Showcasing the National Dementia Strategy of the U.K., Prof. Banerjee said the aim was to promote better living for people with dementia. To do this, systemic changes were required as also a vision to look ahead. Investments had to be enhanced and commitment sustained over time. The key to the success of the programme was to drive up the quality of life for those whose quality of life was poor and maintain the standard for those with a good quality of life.
Dementia is a syndrome with multiple causes that impacts daily activities, is progressive and irreversible, Prof. Banerjee pointed out. Cell death in dementia begins 30 years earlier, he said. While the exact cause is not known, it is believed that about 40,000 different interactions between the genes and the environment all contribute in some way.

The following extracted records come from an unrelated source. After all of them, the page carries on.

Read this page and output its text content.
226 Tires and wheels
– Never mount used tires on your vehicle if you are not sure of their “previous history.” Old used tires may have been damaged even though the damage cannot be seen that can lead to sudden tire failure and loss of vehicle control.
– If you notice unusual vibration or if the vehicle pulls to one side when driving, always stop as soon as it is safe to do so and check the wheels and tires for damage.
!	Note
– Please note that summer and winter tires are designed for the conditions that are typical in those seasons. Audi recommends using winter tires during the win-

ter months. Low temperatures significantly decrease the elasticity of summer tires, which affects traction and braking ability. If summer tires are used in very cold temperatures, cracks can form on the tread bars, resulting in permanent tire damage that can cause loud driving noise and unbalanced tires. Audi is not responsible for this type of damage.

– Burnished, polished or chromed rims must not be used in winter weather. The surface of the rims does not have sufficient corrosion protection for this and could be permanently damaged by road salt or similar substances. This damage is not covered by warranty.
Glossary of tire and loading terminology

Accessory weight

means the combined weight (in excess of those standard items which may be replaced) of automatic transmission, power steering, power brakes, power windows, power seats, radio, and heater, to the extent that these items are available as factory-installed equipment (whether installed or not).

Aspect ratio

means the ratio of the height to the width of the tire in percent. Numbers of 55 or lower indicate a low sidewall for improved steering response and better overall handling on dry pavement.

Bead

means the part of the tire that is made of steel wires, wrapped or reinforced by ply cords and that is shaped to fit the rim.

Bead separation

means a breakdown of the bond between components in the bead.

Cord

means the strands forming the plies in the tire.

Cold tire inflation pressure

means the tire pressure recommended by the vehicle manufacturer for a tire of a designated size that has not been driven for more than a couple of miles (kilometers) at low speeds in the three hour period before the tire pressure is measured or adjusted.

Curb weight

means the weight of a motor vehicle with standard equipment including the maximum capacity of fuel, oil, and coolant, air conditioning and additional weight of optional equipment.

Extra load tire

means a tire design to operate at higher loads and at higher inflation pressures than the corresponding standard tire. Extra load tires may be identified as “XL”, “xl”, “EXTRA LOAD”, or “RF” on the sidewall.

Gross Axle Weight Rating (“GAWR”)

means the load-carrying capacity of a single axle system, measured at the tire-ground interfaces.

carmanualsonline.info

Prof. Banerjee was delivering the 8th M.V. Arunachalam Endowment Oration organised by the Neurosciences India Group, on ‘Mental health for older people in the 21st century – challenges and solutions in depression and dementia.' According to the World Alzheimer's Report, there are 35.6 million people worldwide with Alzheimer's (used interchangeably with dementia); this was projected to rise to 65.7 million people in 2030 and 115.4 million by 2050. Focussing on depression as another crucial mental health issue among senior citizens, he said about 12-15 per cent of senior citizens were depressed.
“It is not a trivial illness, and yet it is the most not-treated condition.” Depression is associated with suicidal tendencies, non-suicidal deaths, excess health and social service use, profound drop in the quality of life and tremendous increase in the burden on families.
Late-life depression persists, unlike among youth, he stressed, and the chances are that older people do not spontaneously recover from depression.
There were a number of late-life factors that render adults vulnerable to depression, including physical illness, loss of family, health, home, friends, biological factors and higher degree of disability, the expert added.
M.V. Murugappan, chairman, Vellayan Chettiar Trust, and A. Vellayan, chairman, Murugappa Group and trustee of Vellayan Chettiar Trust, both kin of the late industrialist M.V. Arunachalam, in whose memory the endowment has been instituted, felicitated Prof. Banerjee.
E.S. Krishnamoorthy, honorary secretary, VHS, and director, Institute of Neurological Sciences, VHS, said India was on the brink of a demographic shift.
The 100-million strong elderly population in India today was likely to grow to 326 million by 2050.
About a third of the senior citizens have a medical disability and the question is whether the country is prepared to meet this challenge, he said.